I suspect that things are now close enough that the tracking polls won’t pick up the exact vote and we will have to wait until Tuesday night to know how things will turn out. All the conventional wisdom about the race could be totally changed at that time. Mathematically it won’t be possible for one candidate to win the nomination on Super Tuesday, but we may or may not have a clear leader. If we see a number of 51% to 49% victories the race will remain tight. If one of the candidates should win the bulk of the states by substantial margins the winner will be hard to stop. At this point anything can happen.


  1. 1
    rawdawgbuffalo says:

    I think Edwards droppin out may have one of thre outcomes. hook, line and sinker”.

  2. 2
    Ryan says:

    Maybe I’m trying too hard to find significance where there is none, but it looks like prior to Jan 20th Clinton and Edwards were moving in opposite directions. Edwards went from 17 to 11 and Clinton gained 37 to 47. Then Clinton fell to 42 and Edwards gained to 15 (while Obama stayed at a constant 32-35 the whole time). In other words Edwards and Clinton supporters were trading sides. But since then, the relationship has disappeared while Obama has been steadily gaining. And especially note the last two data points – Edwards dropped a few points, but instead of Clinton picking them up, she actually dropped as well, with Obama gaining some points. Again, probably too much analysis for unreliable polls, but still interesting. And definitely reason for optimism.

  3. 3
    Christopher says:

    These numbers (I’ve reported them too) don’t take into consideration the powerful impact of having Sen. Ted Kennedy and Caroline Kennedy campaign for Obama in California this coming weekend.

  4. 4
    Ron Chusid says:

    Of course not. The number show where things were in the past, not the future. With Obama already showing momentum there is plenty of hope that he will continue to move up. While there is a limit to what a surrogate can do, Kennedy helps more than most in attracting the types of Democratic voters where Obama has been the weakest compared to Clinton. Kennedy’s endorsement also helps reduce the argument that Clinton is the more qualified candiate.

  5. 5
    Christopher says:

    And the other thing is, the chattering class is claiming Edwards departure helps Hillary.

    I say, not so fast.

    Obama is the second choice for many on the left who supported Edwards. Hillary, is how many Democrats second choice? Not many.

  6. 6
    Ron Chusid says:

    I fear the chattering class is right here with regards to most voters. I expect Obama to do better among bloggers and more educated Democrats, but Clinton to pick up a larger share of the downscale Democratic vote.

  7. 7
    Deb Di Gregorio says:

    OK. I’m educated. I’m leaning heavily towards Hillary. BUT I’d like to see her jump on her steed with lasso twirling, loop BILL by the ankle, tie him up and roll him off the rodeo circuit. How refreshing that would be!

  8. 8
    Christopher says:

    You have a point about Hillary’s appeal.
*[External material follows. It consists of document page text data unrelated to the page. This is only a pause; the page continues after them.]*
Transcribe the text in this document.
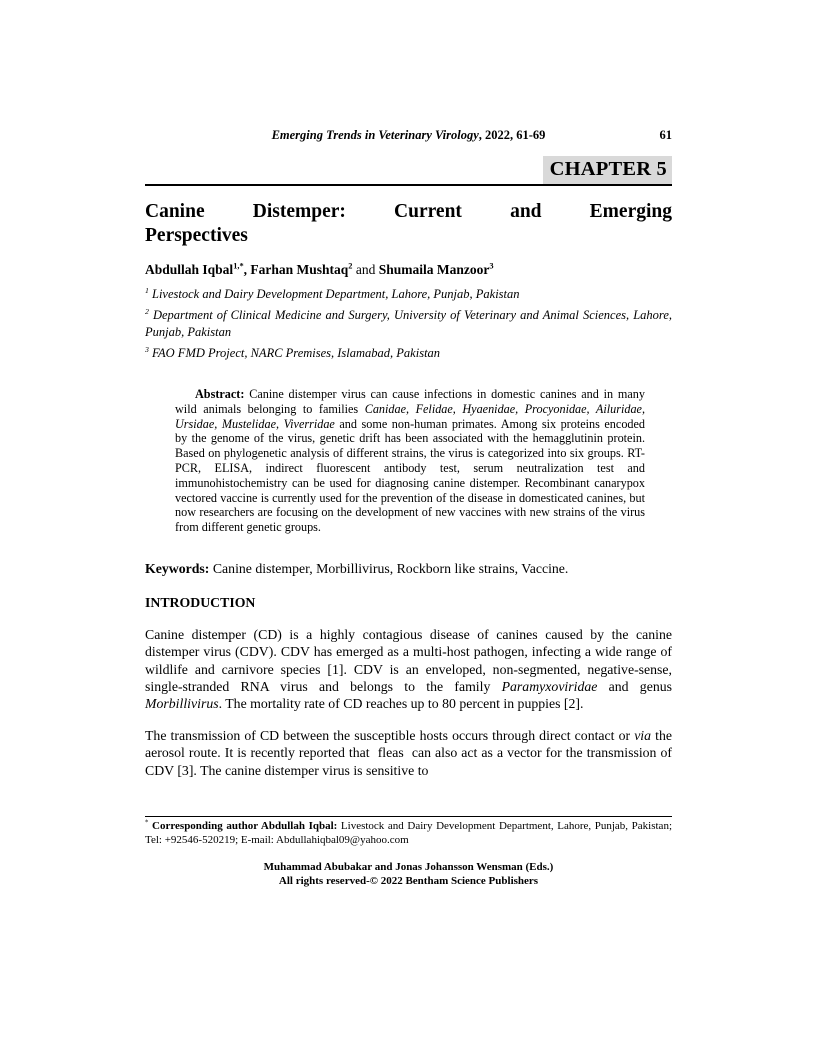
Emerging Trends in Veterinary Virology, 2022, 61-69	61
CHAPTER 5
Canine Distemper: Current and Emerging
Perspectives
Abdullah Iqbal$^{1,*}$, Farhan Mushtaq$^2$ and Shumaila Manzoor$^3$

$^1$ Livestock and Dairy Development Department, Lahore, Punjab, Pakistan

$^2$ Department of Clinical Medicine and Surgery, University of Veterinary and Animal Sciences, Lahore, Punjab, Pakistan

$^3$ FAO FMD Project, NARC Premises, Islamabad, Pakistan

Abstract: Canine distemper virus can cause infections in domestic canines and in many wild animals belonging to families Canidae, Felidae, Hyaenidae, Procyonidae, Ailuridae, Ursidae, Mustelidae, Viverridae and some non-human primates. Among six proteins encoded by the genome of the virus, genetic drift has been associated with the hemagglutinin protein. Based on phylogenetic analysis of different strains, the virus is categorized into six groups. RT-PCR, ELISA, indirect fluorescent antibody test, serum neutralization test and immunohistochemistry can be used for diagnosing canine distemper. Recombinant canarypox vectored vaccine is currently used for the prevention of the disease in domesticated canines, but now researchers are focusing on the development of new vaccines with new strains of the virus from different genetic groups.

Keywords: Canine distemper, Morbillivirus, Rockborn like strains, Vaccine.

INTRODUCTION

Canine distemper (CD) is a highly contagious disease of canines caused by the canine distemper virus (CDV). CDV has emerged as a multi-host pathogen, infecting a wide range of wildlife and carnivore species [1]. CDV is an enveloped, non-segmented, negative-sense, single-stranded RNA virus and belongs to the family Paramyxoviridae and genus Morbillivirus. The mortality rate of CD reaches up to 80 percent in puppies [2].

The transmission of CD between the susceptible hosts occurs through direct contact or via the aerosol route. It is recently reported that  fleas  can also act as a vector for the transmission of CDV [3]. The canine distemper virus is sensitive to

* Corresponding author Abdullah Iqbal: Livestock and Dairy Development Department, Lahore, Punjab, Pakistan; Tel: +92546-520219; E-mail: Abdullahiqbal09@yahoo.com

Muhammad Abubakar and Jonas Johansson Wensman (Eds.)
All rights reserved-© 2022 Bentham Science Publishers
    Maybe the endorsement of Ted Kennedy and Caroline Kennedy will reverse some of this? I sure hope so.

  9. 9
    Ron Chusid says:

    It could. Fortunately Kennedy helps the most with the portions of the Democratic vote where Obama has been weakest compared to Clinton. Plus Edwards is down to around 12% in the polls. Even if a majority still breaks for Clinton this wouldn’t be insurmountable. With Obama’s recent momentum the Edwards supporters might wind up going more for Obama than I would have previously predicted. If Edwards supporters only go 7% to Clinton and 5% to Obama we are only talking two percent more for Obama to make up, which can be done. Of course the Edwards support varies by state, and the direction they are likely to go can also vary by state.